Die Abgeordnetenbestechung gibt es noch zu regeln. Ich möchte auch, dass das Parlament selbstbewusst auftritt und informiert ist, wenn es Entscheidungen trifft. Im Rechtsausschuss kam es immer wieder vor, dass wir Gesetze durchgewinkt haben, die keiner gelesen hat. Da muss man mehr von einem Abgeordneten erwarten. Der Parlamentarismus verflacht immer mehr. Wir sind ein Abnickverein geworden.

Die Sache mit der Abgeordnetenbestechung hat er übrigens schon mal ganz anders gesehen, aber die will er ja auch nur regeln und nicht bekämpfen. wink

Und dass er nicht gelesen hat, worüber er abstimmen sollte, mal ehrlich, das konnte man irgendwie vermuten. Mit seiner Beschreibung hat der Mann natürlich recht, dass es auch eine Erkenntnis ist, bezweifle ich. (via Nachtwächter)

Wenn ich im Bundestag für die religiotisch motivierte Genitalverstümmelung von Jungs gestimmt hätte, würde ich ja zum Thema den Ball flach halten, um die offensichtliche Diskriminierung nicht allzu sehr zu betonen. Statt dessen: Siegfried Kauder möchte die weibliche Genitalverstümmelung explizit unter Strafe stellen. Da reicht dann nicht mal mehr schwere Körperverletzung als Straftatbestand aus.

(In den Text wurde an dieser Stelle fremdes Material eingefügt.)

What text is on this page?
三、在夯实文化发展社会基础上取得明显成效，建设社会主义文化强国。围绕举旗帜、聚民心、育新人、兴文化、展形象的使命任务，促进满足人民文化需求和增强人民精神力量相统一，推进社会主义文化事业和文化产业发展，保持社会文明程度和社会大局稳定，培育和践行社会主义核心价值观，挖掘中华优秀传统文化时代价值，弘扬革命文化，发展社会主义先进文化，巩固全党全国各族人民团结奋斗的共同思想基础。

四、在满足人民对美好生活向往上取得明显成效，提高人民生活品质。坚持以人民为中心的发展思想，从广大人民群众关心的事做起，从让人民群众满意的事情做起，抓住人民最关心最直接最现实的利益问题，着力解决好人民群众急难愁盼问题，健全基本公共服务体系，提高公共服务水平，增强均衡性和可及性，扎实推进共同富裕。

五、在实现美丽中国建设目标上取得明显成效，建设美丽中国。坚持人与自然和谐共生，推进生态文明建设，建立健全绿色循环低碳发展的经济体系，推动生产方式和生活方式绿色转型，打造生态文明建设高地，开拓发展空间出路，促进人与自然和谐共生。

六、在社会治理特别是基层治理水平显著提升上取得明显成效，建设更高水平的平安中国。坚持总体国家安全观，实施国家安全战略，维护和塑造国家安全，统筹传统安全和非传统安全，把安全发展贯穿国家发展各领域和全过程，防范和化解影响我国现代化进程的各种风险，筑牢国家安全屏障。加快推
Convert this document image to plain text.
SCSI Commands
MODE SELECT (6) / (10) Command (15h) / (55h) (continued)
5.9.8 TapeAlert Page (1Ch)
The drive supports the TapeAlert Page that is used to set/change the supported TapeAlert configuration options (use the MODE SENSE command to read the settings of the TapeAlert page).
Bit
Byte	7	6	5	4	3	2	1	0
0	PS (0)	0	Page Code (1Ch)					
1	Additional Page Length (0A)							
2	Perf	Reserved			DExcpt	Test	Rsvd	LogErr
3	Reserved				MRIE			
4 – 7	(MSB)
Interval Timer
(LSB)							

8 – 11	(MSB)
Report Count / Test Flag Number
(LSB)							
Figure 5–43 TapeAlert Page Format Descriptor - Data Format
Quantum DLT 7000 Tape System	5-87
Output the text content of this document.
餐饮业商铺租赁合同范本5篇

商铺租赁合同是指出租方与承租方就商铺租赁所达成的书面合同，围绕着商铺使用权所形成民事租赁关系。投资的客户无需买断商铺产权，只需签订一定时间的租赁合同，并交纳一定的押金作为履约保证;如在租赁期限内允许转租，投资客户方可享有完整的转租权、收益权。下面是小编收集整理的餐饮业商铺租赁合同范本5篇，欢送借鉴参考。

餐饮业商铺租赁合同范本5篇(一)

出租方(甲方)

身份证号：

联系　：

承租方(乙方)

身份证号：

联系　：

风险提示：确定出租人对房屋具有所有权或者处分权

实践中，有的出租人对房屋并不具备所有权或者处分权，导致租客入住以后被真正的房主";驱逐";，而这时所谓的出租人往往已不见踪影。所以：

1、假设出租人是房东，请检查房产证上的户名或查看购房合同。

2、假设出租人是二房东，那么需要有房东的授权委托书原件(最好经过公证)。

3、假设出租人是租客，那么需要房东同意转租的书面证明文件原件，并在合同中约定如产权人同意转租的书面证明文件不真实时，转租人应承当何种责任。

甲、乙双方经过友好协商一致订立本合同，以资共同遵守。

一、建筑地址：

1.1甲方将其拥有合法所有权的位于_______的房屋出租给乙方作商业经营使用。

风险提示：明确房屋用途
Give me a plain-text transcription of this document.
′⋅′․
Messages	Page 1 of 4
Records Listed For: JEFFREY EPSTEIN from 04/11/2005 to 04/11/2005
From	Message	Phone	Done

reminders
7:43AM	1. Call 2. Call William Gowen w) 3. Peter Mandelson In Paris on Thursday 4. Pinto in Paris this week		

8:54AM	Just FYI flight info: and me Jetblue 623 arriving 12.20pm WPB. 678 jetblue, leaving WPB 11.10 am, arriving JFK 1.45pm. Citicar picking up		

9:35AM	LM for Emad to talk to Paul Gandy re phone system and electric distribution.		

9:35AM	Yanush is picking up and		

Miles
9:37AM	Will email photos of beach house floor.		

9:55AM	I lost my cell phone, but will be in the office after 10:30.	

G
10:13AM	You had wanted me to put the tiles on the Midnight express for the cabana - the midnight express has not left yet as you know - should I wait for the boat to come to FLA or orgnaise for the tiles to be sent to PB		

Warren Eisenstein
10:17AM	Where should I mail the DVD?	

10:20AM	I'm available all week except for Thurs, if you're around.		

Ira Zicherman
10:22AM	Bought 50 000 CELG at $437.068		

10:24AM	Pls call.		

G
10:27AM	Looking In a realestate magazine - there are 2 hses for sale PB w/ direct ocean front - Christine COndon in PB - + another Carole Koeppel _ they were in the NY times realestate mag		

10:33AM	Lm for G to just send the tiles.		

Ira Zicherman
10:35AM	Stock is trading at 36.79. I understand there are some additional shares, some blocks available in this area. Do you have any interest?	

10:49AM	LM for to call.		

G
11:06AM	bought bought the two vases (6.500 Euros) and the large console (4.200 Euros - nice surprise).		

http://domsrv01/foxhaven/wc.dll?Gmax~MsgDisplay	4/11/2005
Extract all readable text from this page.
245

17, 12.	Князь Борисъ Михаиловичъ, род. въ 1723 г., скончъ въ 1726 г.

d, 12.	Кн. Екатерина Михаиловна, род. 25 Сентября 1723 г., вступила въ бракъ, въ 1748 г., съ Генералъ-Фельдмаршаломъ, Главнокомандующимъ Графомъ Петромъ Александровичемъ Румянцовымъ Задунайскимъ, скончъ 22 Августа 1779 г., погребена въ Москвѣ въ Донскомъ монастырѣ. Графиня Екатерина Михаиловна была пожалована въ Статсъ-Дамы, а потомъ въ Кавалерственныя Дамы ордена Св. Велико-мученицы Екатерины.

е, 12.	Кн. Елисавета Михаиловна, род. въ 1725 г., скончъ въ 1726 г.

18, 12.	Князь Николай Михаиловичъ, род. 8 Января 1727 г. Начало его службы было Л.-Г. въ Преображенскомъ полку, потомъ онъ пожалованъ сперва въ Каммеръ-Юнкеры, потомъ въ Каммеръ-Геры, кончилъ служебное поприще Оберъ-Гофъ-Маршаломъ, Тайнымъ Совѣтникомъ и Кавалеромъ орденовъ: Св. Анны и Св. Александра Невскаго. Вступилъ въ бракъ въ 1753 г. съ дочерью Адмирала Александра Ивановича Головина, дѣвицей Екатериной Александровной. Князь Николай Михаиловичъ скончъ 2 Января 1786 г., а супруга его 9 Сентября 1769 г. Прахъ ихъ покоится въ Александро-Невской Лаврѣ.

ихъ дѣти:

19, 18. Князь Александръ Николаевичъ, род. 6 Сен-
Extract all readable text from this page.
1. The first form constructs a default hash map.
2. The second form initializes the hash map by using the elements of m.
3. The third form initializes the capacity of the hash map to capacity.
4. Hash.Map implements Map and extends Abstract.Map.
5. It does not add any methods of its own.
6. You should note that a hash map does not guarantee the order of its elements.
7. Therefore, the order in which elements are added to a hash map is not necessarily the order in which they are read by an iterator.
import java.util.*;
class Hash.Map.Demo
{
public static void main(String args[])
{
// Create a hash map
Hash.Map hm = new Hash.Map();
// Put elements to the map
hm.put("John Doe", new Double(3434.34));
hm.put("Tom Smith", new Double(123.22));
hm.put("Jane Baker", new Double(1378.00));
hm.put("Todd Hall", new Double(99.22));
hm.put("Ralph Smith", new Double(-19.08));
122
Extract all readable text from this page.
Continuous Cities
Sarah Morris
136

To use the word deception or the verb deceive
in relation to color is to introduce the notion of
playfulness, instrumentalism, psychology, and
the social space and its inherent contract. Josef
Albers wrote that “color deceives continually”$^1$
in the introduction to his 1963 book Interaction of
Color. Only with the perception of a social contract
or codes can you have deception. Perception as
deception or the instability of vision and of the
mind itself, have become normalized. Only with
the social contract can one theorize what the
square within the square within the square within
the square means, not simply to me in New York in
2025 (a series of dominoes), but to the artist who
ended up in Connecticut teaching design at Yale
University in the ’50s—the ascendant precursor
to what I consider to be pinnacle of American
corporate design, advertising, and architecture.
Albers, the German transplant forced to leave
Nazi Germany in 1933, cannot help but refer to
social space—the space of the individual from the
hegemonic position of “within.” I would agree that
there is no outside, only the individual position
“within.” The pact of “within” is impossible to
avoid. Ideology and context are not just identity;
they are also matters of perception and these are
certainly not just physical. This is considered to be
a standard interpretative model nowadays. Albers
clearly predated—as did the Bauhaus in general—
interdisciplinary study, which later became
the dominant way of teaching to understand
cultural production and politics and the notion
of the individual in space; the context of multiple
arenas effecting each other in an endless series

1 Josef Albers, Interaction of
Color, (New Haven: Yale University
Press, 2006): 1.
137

Siegfried Kauder (CDU) möchte in diesen so gefährlichen Zeiten gerne die Pressefreiheit einschränken:

Wenn die Presse darüber berichtet, welche Orte besonders gefährdet sind, dann kann das unter Umständen ein Anreiz für Terroristen sein.

Die Presse muss dazu verpflichtet werden, sich zurückzuhalten, wenn die Gefährdungslage wie jetzt hoch ist.

Stellt sich mal wieder die Frage: Warum wird die Union eigentlich noch nicht vom Verfassungsschutz beobachtet?